How about the 45 years old guy who's overworked? He's been working at a dead-end job for 15 years, has slowly gained weight and takes melatonin to get to sleep every night. His recovery abilities probably aren't quite as generous as they used to be. He will need to be more conscious of how he sleeps, what he eats, and how he spends his downtime.
The one thing both of these people have in common? Good habits will maximize their results.
2. Training Experience (aka Training Age)
If you have experience with resistance or cardiovascular training you can usually train more often than a brand-spankin'-new beginner.
Being able to train twice a day is one thing, but you also need time to recover from every session you put your body through. That includes extra sleep (quality sleep), and time to prepare proper meals to meet the needs of your recovering body (which is literally re-building the tissues you damaged during your training session).
4. Type of Training
Some types of training take more of a toll on your body than others. For example, long-distance running and heavy resistance training can be devastating to your body, and leave you walking with less than a spring in your step for days following.
Lighter resistance days or short/high-intensity workouts will usually allow you to bounce back much quicker. This allows you to accumulate more training volume over multiple sessions than you could have in the single, much more demanding, session.
Keep in mind, the grueling long-distance runs and the heavy-double resistance days have their place, but you don't need to be training that way every week.
5. What are your goals?
If you have more demanding goals, you will need to have higher training demands. This means not only training hard but also training smart.
However, if your goals are general health, or if you just want a Physical Abilities Test (PAT) time that meets your application requirement, you can trade in the 'extra' training days and replace it with the activities that make life worth living. Not feeling the gym today? Take a hike (in the literal sense), go for a bike ride, or even just a walk around the block.
*6. A great recovery day is better than a poor training day
I don't mean you get to sit on your butt and binge-watch Scandal.
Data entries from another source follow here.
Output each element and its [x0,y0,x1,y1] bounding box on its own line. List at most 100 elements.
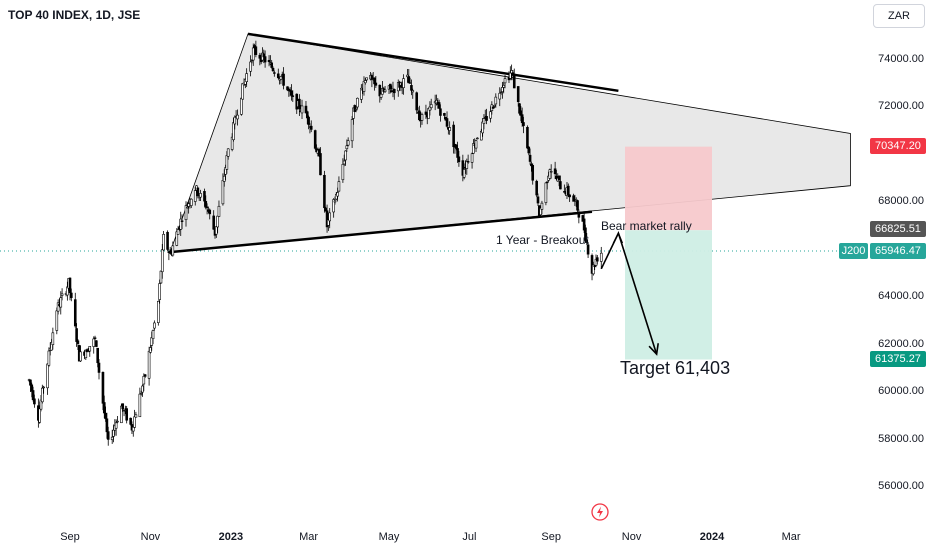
target-annotation[interactable]: Target 61,403 [620,358,731,378]
candle-body [290,90,293,96]
candle-body [476,137,479,140]
candle-body [392,89,396,94]
candle-body [445,118,449,127]
candle-body [249,61,252,72]
time-tick-label: May [378,531,400,543]
candle-body [233,116,237,125]
candle-body [313,130,317,149]
candle-body [76,340,80,344]
candle-body [499,91,503,94]
candle-body [51,332,55,345]
candle-body [501,87,504,92]
candle-body [212,215,215,230]
candle-body [520,114,524,124]
candle-body [336,192,339,197]
currency-selector[interactable]: ZAR [873,4,925,28]
candle-layer [27,40,603,446]
candle-body [139,393,143,395]
breakout-annotation[interactable]: 1 Year - Breakout [496,233,589,247]
candle-body [429,104,433,109]
candle-body [159,270,163,284]
candle-body [276,73,280,79]
candle-body [341,164,345,181]
candle-body [39,399,43,410]
candle-body [79,351,82,362]
candle-body [407,76,411,84]
candle-body [60,293,64,296]
candle-body [328,212,332,222]
rally-annotation[interactable]: Bear market rally [601,219,692,233]
candle-body [512,73,516,89]
candle-body [96,347,99,364]
candle-body [133,416,136,428]
take-profit-zone [624,230,712,360]
candle-body [120,405,123,424]
candle-body [31,390,35,401]
price-tick-label: 62000.00 [878,337,924,350]
candle-body [383,89,387,92]
candle-body [160,249,164,273]
candle-body [131,426,135,432]
flash-event-icon[interactable] [591,503,609,521]
candle-body [184,205,188,221]
price-tick-label: 68000.00 [878,195,924,208]
target-price-label: 61375.27 [870,351,926,367]
candle-body [374,82,378,86]
candle-body [540,202,544,210]
candle-body [92,338,96,347]
candle-body [175,231,179,246]
candle-body [73,299,77,327]
candle-body [324,207,328,212]
price-tick-label: 72000.00 [878,100,924,113]
candle-body [151,330,155,340]
candle-body [448,127,451,131]
candle-body [189,198,193,206]
candle-body [221,180,225,205]
candle-body [535,180,538,196]
candle-body [93,337,97,339]
candle-body [240,97,243,115]
candle-body [29,379,32,386]
candle-body [567,185,570,196]
candle-body [536,196,540,204]
candle-body [241,83,244,100]
time-tick-label: Sep [60,531,80,543]
time-tick-label: Sep [541,531,561,543]
candle-body [300,105,304,114]
entry-price-label: 66825.51 [870,221,926,237]
candle-body [365,77,368,81]
candle-body [378,84,382,97]
candle-body [291,95,295,97]
candle-body [112,429,115,437]
candle-body [105,418,109,433]
candle-body [95,340,98,347]
candle-body [114,422,118,429]
candle-body [493,105,496,107]
candle-body [332,199,335,213]
candle-body [549,171,553,173]
candle-body [545,181,549,184]
symbol-title[interactable]: TOP 40 INDEX, 1D, JSE [8,8,141,22]
candle-body [47,350,51,366]
time-tick-label: 2024 [699,531,725,543]
candle-body [41,387,44,403]
candle-body [516,86,520,103]
candle-body [323,174,326,209]
candle-body [279,76,283,80]
candle-body [46,363,49,389]
candle-body [101,372,105,404]
candle-body [599,252,603,262]
candle-body [557,175,561,181]
candle-body [56,302,60,312]
time-tick-label: Jul [462,531,477,543]
candle-body [205,206,209,209]
price-tick-label: 56000.00 [878,480,924,492]
candle-body [70,292,73,298]
candle-body [75,328,78,342]
symbol-tag: J200 [839,243,868,259]
candle-body [319,153,322,176]
candle-body [153,322,156,329]
time-tick-label: Nov [140,531,161,543]
candle-body [106,431,110,440]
But taking a day out of the gym and spending it with your family or friends can be just as valuable as yet another day in the gym, as long as you've earned it. Sprinkle in a short recovery style workout (ex: 1 min skipping, 25 BW Squats, 15 Push Ups, 30 walking lunges, FINISH), and 10 minutes of mobility work and your day off can have just as positive of an effect on your training.
But Mark.... How often should I train!?!
Ok, fine. I'll give you some actionable guidelines. However, understand that the below recommendations are extremely general, and how often you train combined with what type of training you are doing is something you need to figure out on your own (or, preferably, with the guidance of a great trainer.
Here are some basics:
Strength and Resistance: As a general guideline, if you're new to strength/resistance training I would recommend training 2-3 times per week. Use your soreness as a judgment on how much you can handle.
Cardiovascular/Aerobic Conditioning: If you are performing High-Intensity Interval Training (HIIT), I would recommend training 3 times per week.